What Happened the Following Morning Changed Everything

What Happened the Following Morning Changed Everything

I stared at him. The man I had loved. The man I had saved from bankruptcy three days ago.

I didn’t argue. I didn’t scream. Something inside the love I held for him quietly withered and died, leaving behind a cold, hard resolve.

I called the Uber myself.

Six hours later.

The hospital room was sterile and cold. The only sound was the rhythmic beeping of the monitors and the soft snuffling of the two tiny bundles in the plastic bassinets next to my bed.

A boy and a girl. Leo and Mia.

They were perfect. Tiny fingers, button noses, lungs that had screamed their arrival into the world with a ferocity that made me proud.

I was alone.

No flowers on the bedside table. No pacing father. No grandparents cooing at the glass.

I picked up my phone. I opened Instagram.

There was a new post from Ethan, uploaded twenty minutes ago. It was a selfie of him and Isabella, their faces flushed with alcohol, holding glasses of vintage champagne. The background was the library of the Manor—my library.

The caption read: Celebrating the new house with the queen of my life. Finally, a woman who brings something to the table. #NewBeginnings #Upgrade

I felt a tear slide down my cheek, hot and angry.

The nurse walked in to check my vitals. She was an older woman with kind eyes. She looked around the empty room, then at me.

“Is the father coming, honey?” she asked gently. “We need the birth certificate information.”

I looked at my son. I looked at my daughter.

“No,” I said, my voice hardening into steel. “He made his choice.”

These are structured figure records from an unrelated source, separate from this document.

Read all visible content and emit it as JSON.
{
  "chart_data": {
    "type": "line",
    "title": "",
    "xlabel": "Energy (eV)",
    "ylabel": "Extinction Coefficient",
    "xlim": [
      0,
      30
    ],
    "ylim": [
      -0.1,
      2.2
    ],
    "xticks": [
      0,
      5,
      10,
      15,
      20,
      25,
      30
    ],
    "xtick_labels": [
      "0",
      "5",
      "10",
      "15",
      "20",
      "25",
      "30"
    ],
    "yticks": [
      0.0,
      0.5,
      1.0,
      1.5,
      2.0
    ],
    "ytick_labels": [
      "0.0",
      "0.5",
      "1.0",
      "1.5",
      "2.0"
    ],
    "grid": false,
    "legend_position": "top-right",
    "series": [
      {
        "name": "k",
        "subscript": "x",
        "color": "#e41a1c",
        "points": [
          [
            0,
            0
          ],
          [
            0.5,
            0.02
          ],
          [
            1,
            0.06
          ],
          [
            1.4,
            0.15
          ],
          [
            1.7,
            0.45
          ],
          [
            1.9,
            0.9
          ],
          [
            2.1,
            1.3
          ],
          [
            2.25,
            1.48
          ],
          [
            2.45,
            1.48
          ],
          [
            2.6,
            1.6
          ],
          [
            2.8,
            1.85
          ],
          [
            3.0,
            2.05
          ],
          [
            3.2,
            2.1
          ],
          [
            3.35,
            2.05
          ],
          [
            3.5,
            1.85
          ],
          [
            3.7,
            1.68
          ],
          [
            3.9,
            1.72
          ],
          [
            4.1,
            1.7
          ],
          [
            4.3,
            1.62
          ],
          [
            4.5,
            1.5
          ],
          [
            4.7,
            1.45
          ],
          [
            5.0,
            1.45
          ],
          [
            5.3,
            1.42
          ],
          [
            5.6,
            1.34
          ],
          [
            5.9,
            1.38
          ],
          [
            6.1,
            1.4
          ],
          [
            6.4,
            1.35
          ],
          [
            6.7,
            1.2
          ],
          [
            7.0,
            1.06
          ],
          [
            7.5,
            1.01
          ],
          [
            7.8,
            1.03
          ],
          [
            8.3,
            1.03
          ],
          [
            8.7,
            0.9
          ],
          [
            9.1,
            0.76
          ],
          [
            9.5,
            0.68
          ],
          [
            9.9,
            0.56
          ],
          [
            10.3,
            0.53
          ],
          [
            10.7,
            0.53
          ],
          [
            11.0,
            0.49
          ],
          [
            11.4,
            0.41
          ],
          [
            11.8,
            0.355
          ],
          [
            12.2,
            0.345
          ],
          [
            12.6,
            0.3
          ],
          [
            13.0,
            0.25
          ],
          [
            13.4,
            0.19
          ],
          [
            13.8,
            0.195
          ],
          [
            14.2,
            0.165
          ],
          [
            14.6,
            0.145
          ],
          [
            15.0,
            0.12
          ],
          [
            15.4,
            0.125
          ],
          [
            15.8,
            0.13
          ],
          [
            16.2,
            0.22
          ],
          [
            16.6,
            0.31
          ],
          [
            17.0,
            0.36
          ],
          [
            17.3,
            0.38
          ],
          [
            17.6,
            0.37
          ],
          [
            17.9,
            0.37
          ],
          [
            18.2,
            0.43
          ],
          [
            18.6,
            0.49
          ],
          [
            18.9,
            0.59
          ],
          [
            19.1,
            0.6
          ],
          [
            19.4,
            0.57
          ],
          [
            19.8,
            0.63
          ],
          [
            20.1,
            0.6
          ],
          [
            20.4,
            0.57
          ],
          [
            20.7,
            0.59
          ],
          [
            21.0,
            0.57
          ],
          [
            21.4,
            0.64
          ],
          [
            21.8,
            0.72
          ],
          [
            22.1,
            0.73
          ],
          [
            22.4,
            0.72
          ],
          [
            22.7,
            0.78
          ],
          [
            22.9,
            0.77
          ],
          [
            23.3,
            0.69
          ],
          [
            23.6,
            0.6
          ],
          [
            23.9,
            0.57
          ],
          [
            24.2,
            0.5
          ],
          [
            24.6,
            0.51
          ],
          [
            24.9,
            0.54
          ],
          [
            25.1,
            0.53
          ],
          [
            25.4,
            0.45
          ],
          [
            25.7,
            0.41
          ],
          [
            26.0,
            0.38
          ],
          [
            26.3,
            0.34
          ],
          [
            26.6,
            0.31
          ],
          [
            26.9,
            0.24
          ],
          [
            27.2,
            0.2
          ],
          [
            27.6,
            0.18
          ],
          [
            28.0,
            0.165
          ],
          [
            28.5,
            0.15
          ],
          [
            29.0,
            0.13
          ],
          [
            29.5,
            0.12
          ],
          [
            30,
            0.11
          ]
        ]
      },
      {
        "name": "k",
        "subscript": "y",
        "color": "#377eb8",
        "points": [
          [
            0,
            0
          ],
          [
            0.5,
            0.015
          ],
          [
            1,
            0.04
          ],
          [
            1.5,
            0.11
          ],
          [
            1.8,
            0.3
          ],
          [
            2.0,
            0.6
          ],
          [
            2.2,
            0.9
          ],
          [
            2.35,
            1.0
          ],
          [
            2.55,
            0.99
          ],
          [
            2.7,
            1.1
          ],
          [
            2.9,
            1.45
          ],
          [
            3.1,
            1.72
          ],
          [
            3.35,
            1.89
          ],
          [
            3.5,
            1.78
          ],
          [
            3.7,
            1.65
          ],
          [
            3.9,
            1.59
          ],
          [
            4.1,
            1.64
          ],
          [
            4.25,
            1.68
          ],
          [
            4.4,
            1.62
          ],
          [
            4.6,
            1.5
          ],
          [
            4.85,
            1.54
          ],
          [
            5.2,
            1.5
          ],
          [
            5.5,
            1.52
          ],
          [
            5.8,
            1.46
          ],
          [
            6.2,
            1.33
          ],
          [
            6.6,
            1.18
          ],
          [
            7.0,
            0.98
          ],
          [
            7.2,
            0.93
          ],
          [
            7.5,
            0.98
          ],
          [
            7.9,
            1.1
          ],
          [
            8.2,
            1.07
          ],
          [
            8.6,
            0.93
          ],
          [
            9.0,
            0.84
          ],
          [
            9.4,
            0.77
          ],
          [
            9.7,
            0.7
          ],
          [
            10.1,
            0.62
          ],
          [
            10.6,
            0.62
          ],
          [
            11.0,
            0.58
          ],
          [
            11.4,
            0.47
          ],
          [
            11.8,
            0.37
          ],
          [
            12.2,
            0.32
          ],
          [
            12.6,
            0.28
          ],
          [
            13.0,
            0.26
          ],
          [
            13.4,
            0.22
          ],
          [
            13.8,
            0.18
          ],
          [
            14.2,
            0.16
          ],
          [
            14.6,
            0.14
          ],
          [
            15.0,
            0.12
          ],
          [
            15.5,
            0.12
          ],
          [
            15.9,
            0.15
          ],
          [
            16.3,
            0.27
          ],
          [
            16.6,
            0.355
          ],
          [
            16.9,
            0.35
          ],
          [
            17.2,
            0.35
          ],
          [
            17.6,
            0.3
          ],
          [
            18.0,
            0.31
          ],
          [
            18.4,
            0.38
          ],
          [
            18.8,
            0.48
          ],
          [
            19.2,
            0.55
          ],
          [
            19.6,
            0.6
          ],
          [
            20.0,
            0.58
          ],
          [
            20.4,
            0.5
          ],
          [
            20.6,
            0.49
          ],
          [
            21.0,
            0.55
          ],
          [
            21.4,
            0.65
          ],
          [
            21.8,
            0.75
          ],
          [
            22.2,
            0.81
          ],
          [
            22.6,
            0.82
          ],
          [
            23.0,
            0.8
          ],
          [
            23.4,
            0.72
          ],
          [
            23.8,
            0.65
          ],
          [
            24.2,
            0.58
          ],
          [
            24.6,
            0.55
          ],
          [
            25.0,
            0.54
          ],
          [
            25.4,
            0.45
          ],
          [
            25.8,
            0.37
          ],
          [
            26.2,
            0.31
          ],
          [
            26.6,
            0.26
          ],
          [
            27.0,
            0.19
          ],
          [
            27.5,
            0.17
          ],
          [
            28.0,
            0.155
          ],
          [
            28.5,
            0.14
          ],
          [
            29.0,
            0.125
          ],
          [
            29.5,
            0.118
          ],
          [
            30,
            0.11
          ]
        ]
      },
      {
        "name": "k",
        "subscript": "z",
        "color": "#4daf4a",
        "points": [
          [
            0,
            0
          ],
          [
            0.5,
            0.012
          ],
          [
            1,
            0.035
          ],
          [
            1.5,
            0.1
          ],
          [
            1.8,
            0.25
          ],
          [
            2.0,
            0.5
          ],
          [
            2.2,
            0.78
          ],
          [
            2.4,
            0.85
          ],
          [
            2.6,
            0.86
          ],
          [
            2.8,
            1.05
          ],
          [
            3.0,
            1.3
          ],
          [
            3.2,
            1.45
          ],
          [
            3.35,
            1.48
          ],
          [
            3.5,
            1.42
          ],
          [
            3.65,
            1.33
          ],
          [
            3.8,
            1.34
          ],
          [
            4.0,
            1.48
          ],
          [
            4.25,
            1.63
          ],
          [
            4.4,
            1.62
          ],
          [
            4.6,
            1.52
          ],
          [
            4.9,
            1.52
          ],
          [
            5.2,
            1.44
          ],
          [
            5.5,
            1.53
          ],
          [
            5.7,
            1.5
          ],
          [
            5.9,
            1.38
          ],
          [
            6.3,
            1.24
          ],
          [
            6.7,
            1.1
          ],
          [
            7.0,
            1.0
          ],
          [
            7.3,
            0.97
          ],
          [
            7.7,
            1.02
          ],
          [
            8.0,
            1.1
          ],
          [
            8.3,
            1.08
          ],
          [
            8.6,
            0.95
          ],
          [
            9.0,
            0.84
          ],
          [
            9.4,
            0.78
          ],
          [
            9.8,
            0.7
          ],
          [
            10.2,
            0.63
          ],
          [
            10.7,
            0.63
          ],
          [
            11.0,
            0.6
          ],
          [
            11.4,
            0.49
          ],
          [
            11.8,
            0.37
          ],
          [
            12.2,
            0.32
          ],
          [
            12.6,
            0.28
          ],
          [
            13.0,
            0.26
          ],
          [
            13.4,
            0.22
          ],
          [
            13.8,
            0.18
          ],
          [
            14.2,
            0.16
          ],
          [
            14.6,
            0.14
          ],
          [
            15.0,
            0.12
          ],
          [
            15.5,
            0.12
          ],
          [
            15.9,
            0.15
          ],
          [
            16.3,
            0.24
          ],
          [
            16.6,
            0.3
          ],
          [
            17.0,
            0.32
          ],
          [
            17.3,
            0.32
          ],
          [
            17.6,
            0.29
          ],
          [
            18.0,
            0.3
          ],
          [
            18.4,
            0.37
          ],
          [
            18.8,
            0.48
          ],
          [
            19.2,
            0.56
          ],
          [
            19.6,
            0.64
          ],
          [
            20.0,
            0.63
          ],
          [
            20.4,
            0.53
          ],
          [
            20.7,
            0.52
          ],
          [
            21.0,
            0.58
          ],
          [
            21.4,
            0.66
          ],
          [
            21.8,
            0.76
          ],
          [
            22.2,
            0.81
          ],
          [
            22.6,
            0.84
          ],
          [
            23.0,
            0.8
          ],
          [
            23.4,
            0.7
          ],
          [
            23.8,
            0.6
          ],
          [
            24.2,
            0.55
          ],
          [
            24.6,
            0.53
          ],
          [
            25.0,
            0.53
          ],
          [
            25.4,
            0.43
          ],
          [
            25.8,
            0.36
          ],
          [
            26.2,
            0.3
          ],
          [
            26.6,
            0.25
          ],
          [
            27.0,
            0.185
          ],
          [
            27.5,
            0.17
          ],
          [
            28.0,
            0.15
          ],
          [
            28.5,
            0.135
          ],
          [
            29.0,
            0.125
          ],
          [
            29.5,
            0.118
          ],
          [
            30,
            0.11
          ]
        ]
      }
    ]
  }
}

The door opened the next morning.

I was breastfeeding Leo, exhaustion pulling at my eyelids. Ethan walked in. He smelled of stale bourbon and Isabella’s cloying, expensive perfume. He was wearing the same suit from the night before, now rumpled.

He wasn’t holding flowers. He wasn’t holding a teddy bear.

He was holding a thick manila envelope.

He didn’t look at the babies. He didn’t ask if I was okay. He walked to the foot of the bed and tossed the envelope onto the blanket near my feet.

“We need to talk,” he said, rubbing his temples. “Isabella thinks… I mean, I think… this isn’t working.”

Part 3: The Severance
I adjusted Leo, covering him with a blanket. I looked at Ethan calmly.

“You missed the birth,” I said. “Leo is six pounds, four ounces. Mia is five pounds, nine ounces.”